Sarcoidosis is occasionally accompanied by hematologic malignancies, including CTCL [1]. Previous reports suggested that patients with sarcoidosis developed lymphoma a few years after the onset of sarcoidosis, called sarcoidosis-lymphoma syndrome [1, 2]. Although the mechanism underlying the induction of lymphoma is still unknown, understanding the immunological background of sarcoidosis might reveal the possible mechanisms of the induction of lymphomas. For example, von Bubnoff et al. [3] reported that the indoleamine 2,3-dioxygenase expression in myeloid cells contributes to the onset of tolerance in adaptive immunity in sarcoidosis. In another report, the number of Foxp3+ regulatory T cells (Tregs) in sarcoidosis was higher than in other granulomatous disorders [4], suggesting the immunosuppressive microenvironment of granuloma in sarcoidosis. Notably, macrophages could produce various chemokines to recruit immunoreactive and immunosuppressive cells by the stimulation of stromal factors [5]. These reports suggested the significance of immunosuppressive cells, especially tissue-associated macrophages, in the development of lymphomas in patients with sarcoidosis.

TAMs play a role in the formation of CTCL by the production of various chemokines [5, 6, 7, 8]. As we have previously reported, stromal factors in CTCL (periostin, IL-4) are expressed in the cancer stroma of the lesional dermis after the plaque stage of mycosis fungoides (MF) [7]. Notably, these macrophage stimulatory factors induce the production of specific chemokines that correlate with the recruitment of CTCL cells [6, 7, 8], suggesting that TAMs could be a target for CTCL treatment [5]. Indeed, recently Kim et al. [9] reported the efficacy of brentuximab vedotin, anti-CD30 Ab, for the treatment of advanced MF and Sézary syndrome by targeting not only CTCL cells but also CD30+CD163+ TAMs in the lesional skin of MF. In addition, Furudate et al. [8] reported the therapeutic and immunomodulatory effects of IFN-α2a on TAMs in patients with advanced MF. These clinical and research studies suggested that TAMs play a crucial role in CTCL development.

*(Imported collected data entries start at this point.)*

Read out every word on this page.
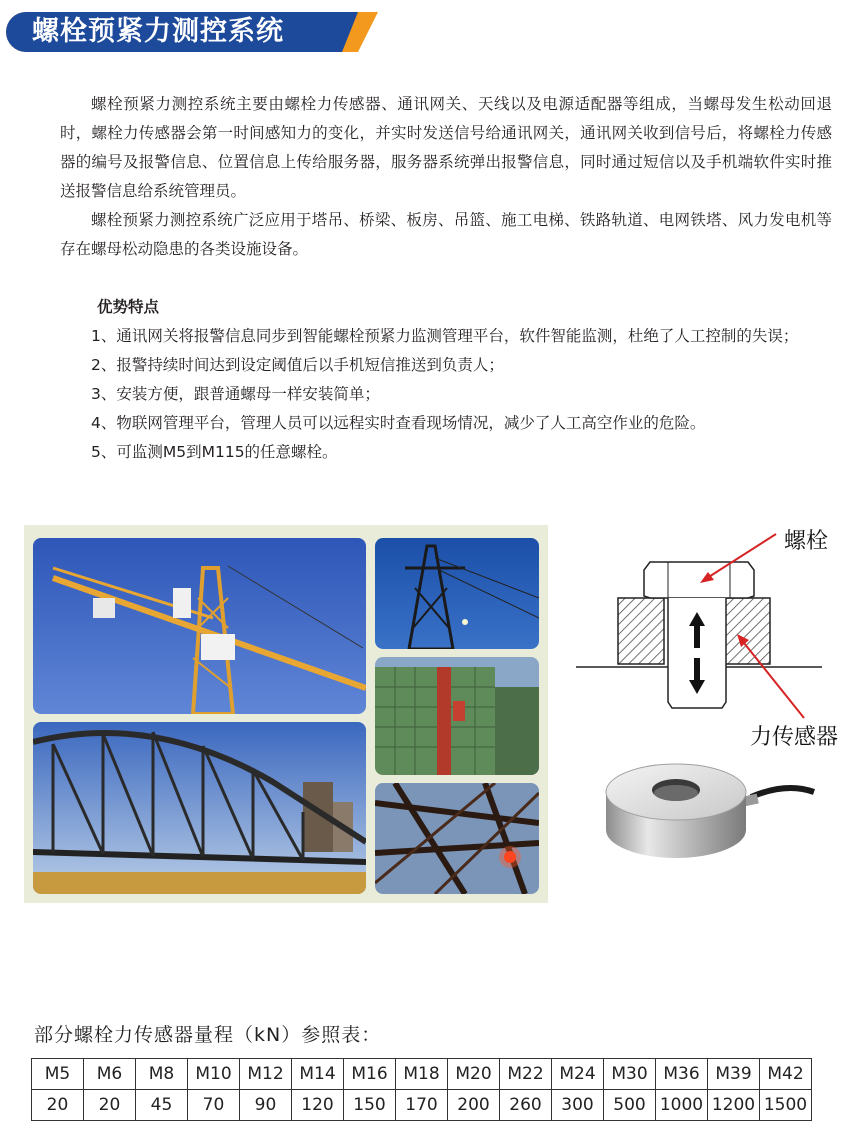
螺栓预紧力测控系统

螺栓预紧力测控系统主要由螺栓力传感器、通讯网关、天线以及电源适配器等组成，当螺母发生松动回退时，螺栓力传感器会第一时间感知力的变化，并实时发送信号给通讯网关，通讯网关收到信号后，将螺栓力传感器的编号及报警信息、位置信息上传给服务器，服务器系统弹出报警信息，同时通过短信以及手机端软件实时推送报警信息给系统管理员。

螺栓预紧力测控系统广泛应用于塔吊、桥梁、板房、吊篮、施工电梯、铁路轨道、电网铁塔、风力发电机等存在螺母松动隐患的各类设施设备。

优势特点

1、通讯网关将报警信息同步到智能螺栓预紧力监测管理平台，软件智能监测，杜绝了人工控制的失误；

2、报警持续时间达到设定阈值后以手机短信推送到负责人；

3、安装方便，跟普通螺母一样安装简单；

4、物联网管理平台，管理人员可以远程实时查看现场情况，减少了人工高空作业的危险。

5、可监测M5到M115的任意螺栓。

螺栓
力传感器
部分螺栓力传感器量程（kN）参照表：
M5	M6	M8	M10	M12	M14	M16	M18	M20	M22	M24	M30	M36	M39	M42
20	20	45	70	90	120	150	170	200	260	300	500	1000	1200	1500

In this report, we describe a case of sarcoidosis-lymphoma syndrome associated with folliculotropic PTCL-NOS. In our present case, dense infiltration of CD30+ CD163+ macrophages was detected only in the lesional skin but not in the lymph nodes; Langhans giant cells and atypical lymphocytes were detected in both the lesional skin and lymph nodes. This phenomenon might suggest that the populations of atypical lymphocytes in the skin and lymph nodes were different in our case. Indeed, the efficacy of prednisolone was different in the skin lesions and lymph nodes in our case. These observations suggested that CD30+ CD163+ TAMs might play roles in the clonal recruitment of CTCL cells in the lesional skin. This report presents only a single case, but further cases may provide fundamental insights into the mechanisms of the coexistence of sarcoidosis and CTCLs.

Statement of Ethics

The patient gave written informed consent.

Disclosure Statement

The authors declare no conflicts of interest.